About this Event
Join us for a seminar on "Seeing the order-order phase transition between double diamond and double gyroid structures in block copolymers" presented by Edwin Thomas, Texas A&M.
Thomas is known for his development of novel photonic materials and determination of the morphology of block copolymers. He was elected to the National Academy of Engineering and the American Academy of Arts and Sciences in 2009. Thomas became an inaugural fellow of the Materials Society in 2008, a fellow of the American Association for the Advancement of Science in 2003, and a fellow of the American Physical Society in 1986. He received the High Polymer Physics Prize of the American Physical Society in 1991 and the 1985 American Chemical Society’s Creative Polymer Chemist Award.
Abstract:
The order-order phase transition between the tubular network double diamond (DD,Pn3m) and double gyroid (DG, Ia3d) phases occurs in a variety of soft matter systems including water-surfactant liquid crystal phases, and in block copolymers. Various geometrical and topological transformational pathways have been proposed based on limited microscopy and scattering data, but the specific structural features of the morphological evolution at the interface between the co-existing phases have been very challenging to elucidate.
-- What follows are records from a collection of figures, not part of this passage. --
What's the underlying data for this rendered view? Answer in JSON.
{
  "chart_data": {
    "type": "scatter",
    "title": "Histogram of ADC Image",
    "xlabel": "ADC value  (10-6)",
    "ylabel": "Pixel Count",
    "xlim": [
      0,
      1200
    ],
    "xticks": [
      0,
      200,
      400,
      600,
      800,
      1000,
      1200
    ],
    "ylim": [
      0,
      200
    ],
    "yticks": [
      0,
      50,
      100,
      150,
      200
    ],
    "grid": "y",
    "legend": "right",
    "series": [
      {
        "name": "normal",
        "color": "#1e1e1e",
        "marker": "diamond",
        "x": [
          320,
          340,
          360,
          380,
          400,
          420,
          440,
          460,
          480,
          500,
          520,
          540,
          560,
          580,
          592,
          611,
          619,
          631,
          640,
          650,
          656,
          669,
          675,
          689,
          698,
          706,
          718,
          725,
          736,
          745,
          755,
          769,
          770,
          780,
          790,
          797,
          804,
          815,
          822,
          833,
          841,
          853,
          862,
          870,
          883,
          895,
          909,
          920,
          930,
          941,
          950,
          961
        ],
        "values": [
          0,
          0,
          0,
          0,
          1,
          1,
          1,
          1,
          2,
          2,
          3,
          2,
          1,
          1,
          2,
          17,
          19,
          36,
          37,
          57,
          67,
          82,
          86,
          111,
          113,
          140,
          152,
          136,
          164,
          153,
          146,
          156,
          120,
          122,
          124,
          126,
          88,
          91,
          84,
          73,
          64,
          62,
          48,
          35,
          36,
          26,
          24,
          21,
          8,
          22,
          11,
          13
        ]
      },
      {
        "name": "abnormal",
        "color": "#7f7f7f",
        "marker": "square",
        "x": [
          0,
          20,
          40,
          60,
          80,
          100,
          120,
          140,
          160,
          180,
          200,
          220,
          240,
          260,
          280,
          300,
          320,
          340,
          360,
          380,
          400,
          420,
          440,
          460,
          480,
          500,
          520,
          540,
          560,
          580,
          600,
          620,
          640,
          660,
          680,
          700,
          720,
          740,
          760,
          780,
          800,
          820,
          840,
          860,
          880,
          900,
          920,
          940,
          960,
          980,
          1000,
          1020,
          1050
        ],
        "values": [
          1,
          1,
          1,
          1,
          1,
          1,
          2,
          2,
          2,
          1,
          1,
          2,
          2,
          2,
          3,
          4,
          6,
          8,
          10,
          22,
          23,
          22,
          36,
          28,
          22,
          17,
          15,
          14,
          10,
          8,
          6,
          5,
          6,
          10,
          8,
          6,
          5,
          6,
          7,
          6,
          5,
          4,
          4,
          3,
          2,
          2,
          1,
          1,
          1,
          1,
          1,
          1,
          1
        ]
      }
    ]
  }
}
Here we employ slice and view scanning electron microscopy on polystyrene-polydimethylsiloxane diblock copolymers to examine the phase transition zone between the DD and DG structures. 3D tomograms of the transformation zone show how the mesoatoms and loops of each network are cooperatively modified over a narrow (less than one unit cell wide) zone that shows a facile, low energy transformation pathway between the tubular network phases. A key feature of the transformation is the malleability of the tubular network mesoatoms.